Example 3: Logistics System

// Abstract Product
class Transport {
public:
    virtual void deliver() = 0;
};

// Concrete Products
class Truck : public Transport {
    void deliver() override {
        std::cout << "Deliver by land in a box\n";
    }
};

class Ship : public Transport {
    void deliver() override {
        std::cout << "Deliver by sea in a container\n";
    }
};

// Abstract Creator
class Logistics {
public:
    virtual std::unique_ptr<Transport> createTransport() = 0;

    void planDelivery() {
        auto transport = createTransport();
        transport->deliver();
    }
};

// Concrete Creators
class RoadLogistics : public Logistics {
    std::unique_ptr<Transport> createTransport() override {
        return std::make_unique<Truck>();
    }
};

class SeaLogistics : public Logistics {
    std::unique_ptr<Transport> createTransport() override {
        return std::make_unique<Ship>();
    }
};

Related Patterns

Abstract Factory

Relationship: Abstract Factory is often implemented with Factory Methods. An Abstract Factory is usually composed of a set of Factory Methods.

Difference: Abstract Factory creates families of related objects, while Factory Method creates one type of object.

Template Method

Relationship: Factory Method is a specialization of Template Method.
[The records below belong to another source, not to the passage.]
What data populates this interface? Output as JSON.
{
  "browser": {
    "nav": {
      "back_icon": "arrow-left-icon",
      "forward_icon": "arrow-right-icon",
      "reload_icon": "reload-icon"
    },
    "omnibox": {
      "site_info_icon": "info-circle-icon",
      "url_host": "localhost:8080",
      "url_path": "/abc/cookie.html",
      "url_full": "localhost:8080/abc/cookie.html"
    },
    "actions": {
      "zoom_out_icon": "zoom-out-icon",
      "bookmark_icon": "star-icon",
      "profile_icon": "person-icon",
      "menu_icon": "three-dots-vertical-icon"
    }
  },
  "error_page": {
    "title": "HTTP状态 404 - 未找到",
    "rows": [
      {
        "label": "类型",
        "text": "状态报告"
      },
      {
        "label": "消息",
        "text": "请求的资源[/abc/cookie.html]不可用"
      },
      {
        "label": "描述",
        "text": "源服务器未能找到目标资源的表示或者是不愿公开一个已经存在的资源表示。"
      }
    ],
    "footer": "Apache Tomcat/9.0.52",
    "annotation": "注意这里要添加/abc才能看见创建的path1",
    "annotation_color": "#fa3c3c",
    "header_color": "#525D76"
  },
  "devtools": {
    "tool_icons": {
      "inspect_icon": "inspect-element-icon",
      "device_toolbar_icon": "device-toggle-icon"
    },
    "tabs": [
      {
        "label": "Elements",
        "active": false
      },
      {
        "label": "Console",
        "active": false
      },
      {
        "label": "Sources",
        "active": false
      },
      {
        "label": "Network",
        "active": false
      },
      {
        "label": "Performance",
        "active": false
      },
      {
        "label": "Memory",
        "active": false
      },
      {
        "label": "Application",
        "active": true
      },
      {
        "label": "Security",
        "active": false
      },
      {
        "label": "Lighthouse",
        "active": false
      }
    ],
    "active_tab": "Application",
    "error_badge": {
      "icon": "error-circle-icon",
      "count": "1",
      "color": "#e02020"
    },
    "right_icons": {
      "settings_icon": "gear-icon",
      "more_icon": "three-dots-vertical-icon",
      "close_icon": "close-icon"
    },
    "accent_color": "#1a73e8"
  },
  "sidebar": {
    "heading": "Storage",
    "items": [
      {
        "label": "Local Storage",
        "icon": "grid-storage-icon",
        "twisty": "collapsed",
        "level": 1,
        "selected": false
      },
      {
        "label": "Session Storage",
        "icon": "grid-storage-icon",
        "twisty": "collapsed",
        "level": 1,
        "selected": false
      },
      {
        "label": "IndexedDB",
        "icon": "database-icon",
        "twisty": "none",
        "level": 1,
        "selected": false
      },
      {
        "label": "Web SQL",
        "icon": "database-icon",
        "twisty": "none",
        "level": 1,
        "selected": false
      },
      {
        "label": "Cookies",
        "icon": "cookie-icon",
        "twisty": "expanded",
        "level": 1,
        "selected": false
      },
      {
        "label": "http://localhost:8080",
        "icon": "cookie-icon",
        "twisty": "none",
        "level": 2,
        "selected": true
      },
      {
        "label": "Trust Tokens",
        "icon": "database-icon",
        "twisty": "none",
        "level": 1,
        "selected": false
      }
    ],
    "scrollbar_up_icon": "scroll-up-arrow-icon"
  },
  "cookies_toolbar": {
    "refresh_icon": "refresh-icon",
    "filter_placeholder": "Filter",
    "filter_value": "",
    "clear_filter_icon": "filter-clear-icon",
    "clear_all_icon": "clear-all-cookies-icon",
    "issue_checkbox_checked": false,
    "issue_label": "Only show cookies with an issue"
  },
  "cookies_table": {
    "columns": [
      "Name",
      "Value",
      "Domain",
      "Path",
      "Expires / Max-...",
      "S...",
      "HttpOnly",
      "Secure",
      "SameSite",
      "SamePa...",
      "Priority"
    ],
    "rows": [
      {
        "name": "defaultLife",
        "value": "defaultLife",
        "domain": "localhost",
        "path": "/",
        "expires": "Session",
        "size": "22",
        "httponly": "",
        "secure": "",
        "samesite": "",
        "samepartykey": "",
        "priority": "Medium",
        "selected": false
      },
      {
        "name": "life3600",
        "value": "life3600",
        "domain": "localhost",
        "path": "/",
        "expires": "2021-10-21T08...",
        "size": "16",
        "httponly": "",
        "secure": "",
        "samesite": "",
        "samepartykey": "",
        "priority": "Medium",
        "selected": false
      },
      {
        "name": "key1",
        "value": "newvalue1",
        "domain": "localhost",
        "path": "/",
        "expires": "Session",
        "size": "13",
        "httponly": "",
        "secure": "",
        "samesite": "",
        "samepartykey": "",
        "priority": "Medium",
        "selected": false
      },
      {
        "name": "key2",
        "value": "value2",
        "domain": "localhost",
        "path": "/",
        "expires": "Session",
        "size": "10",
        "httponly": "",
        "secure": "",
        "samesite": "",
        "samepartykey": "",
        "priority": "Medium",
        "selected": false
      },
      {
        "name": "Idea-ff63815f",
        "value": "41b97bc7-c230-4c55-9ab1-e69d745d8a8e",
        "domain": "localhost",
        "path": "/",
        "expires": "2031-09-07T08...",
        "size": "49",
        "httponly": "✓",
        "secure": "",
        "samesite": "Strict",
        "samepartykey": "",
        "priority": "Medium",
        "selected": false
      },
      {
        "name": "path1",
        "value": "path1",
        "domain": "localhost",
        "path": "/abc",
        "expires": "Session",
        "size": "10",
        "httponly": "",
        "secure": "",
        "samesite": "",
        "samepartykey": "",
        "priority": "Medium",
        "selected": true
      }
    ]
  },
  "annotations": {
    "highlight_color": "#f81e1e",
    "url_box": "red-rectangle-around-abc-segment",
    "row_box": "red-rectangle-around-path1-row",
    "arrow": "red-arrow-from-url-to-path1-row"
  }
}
A Factory Method may serve as a step in a large Template Method.

Difference: Template Method defines the skeleton of an algorithm, while Factory Method focuses on object creation.

Prototype

Relationship: Designs that use Factory Method can evolve toward using Prototype, which is less rigid.

Difference: Prototype creates objects by copying a prototypical instance, while Factory Method creates objects through inheritance.

Builder

Relationship: Both are creational patterns focused on object construction.

Difference: Builder focuses on constructing complex objects step by step, while Factory Method focuses on creating objects through an interface.

Common Mistakes

1. Overusing the Pattern

❌ Wrong: Using Factory Method for every object creation, even simple ones.

✅ Right: Use it when you need flexibility in object creation or expect to extend the product types.

2. Breaking the Abstraction

❌ Wrong:

void clientCode(Creator& creator) {
    if (auto* concreteCreator = dynamic_cast<ConcreteCreatorA*>(&creator)) {
        // Type-specific logic
    }
}

✅ Right:

void clientCode(const Creator& creator) {
    creator.someOperation();  // Work through the interface
}

3. Forgetting the Business Logic

❌ Wrong: Making the Creator just a factory with no business logic.

✅ Right: The Creator should contain business logic that uses the products created by the factory method.

Best Practices

1. Use Smart Pointers

// Modern C++ approach
virtual std::unique_ptr<Product> factoryMethod() const = 0;

2. Make Factory Methods Protected

When the factory method is only used internally by the Creator class:

protected:
    virtual std::unique_ptr<Product> factoryMethod() const = 0;

3. Provide Default Implementation

virtual std::unique_ptr<Product> factoryMethod() const {
    return std::make_unique<DefaultProduct>();
}

4. Use Const Correctness

virtual std::unique_ptr<Product> factoryMethod() const = 0;  // const method

5. Document the Intent

Always document what the factory method creates and why subclasses might want to override it.

Summary

The Factory Method pattern is a powerful creational design pattern that:

• ✅ Provides an interface for creating objects in a superclass
• ✅ Lets subclasses alter the type of objects that will be created
• ✅ Promotes loose coupling by eliminating direct class dependencies
• ✅ Follows the Open/Closed Principle
• ✅ Follows the Single Responsibility Principle
• ✅ Makes code more flexible and extensible

Use it when you need flexibility in object creation and want to provide extension points for future product types, but be mindful of the added complexity it introduces.